Aunque la tendencia bajista de estas compras parece haber retrocedido por el momento y "el posicionamiento aún defensivo podría apoyarles hasta finales de año, las perspectivas a medio plazo siguen siendo un reto", en opinión de Barclays.
La firma británica considera que más allá de que la economía y las commodities logren asentarse, la primera subida de tipos en Estados Unidos en casi una década, la escalada del dólar y la volatilidad relacionada con las dudas que aún planean en torno a China, marcarán la pauta en el año que comienza.
Un entorno, afirman, en el que los factores técnicos seguirán siendo catalizadores clave del comportamiento de los distintos activos. "Vemos oportunidades para largos concentrados en lugares donde las valoraciones se han ajustado y las autoridades usan la relativa estabilidad macro para crear ‘colchones’ con los que salvaguardar los fundamentales".
En concreto, apuesta por largos en dólar/zloty polaco, real brasileño, shekel israelí y yuan.

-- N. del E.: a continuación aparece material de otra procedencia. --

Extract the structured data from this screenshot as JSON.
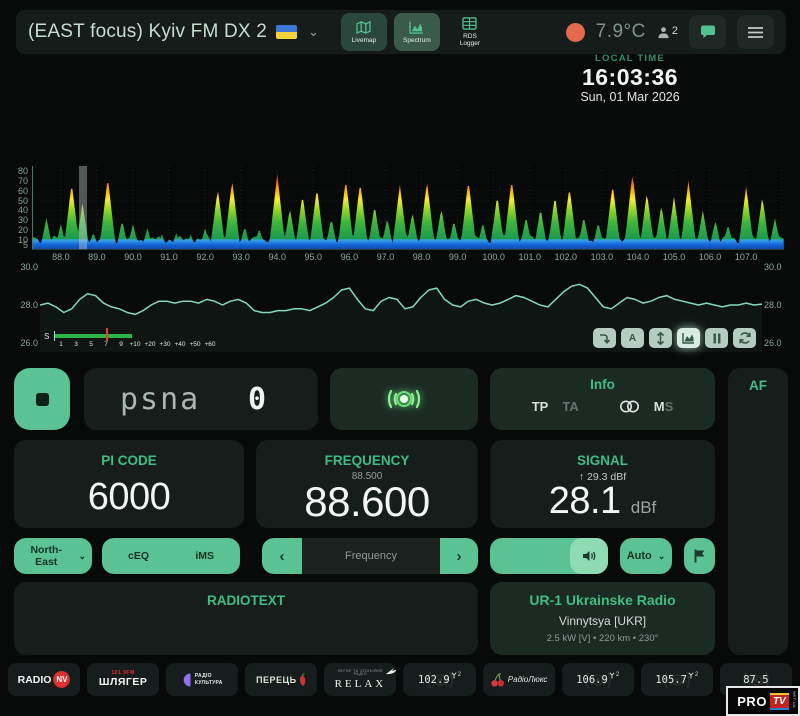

Así como por deuda a corto plazo brasileña, y a largo mexicana (diez años) e india (15 años). Mientras que infrapondera bonos soberanos de Turquía y Sudáfrica, se declara más cauta en Indonesia y sugiere cambiarla por Colombia y Rusia. En el plano corporativo, recomiendan "grandes nombres de calidad": Grazprom, Lukoil y, por valoración Petrobras; las también brasileñas Marfrig y JBS; y e inmobiliario chino; y se declaran cautos en metales, mineras y banca.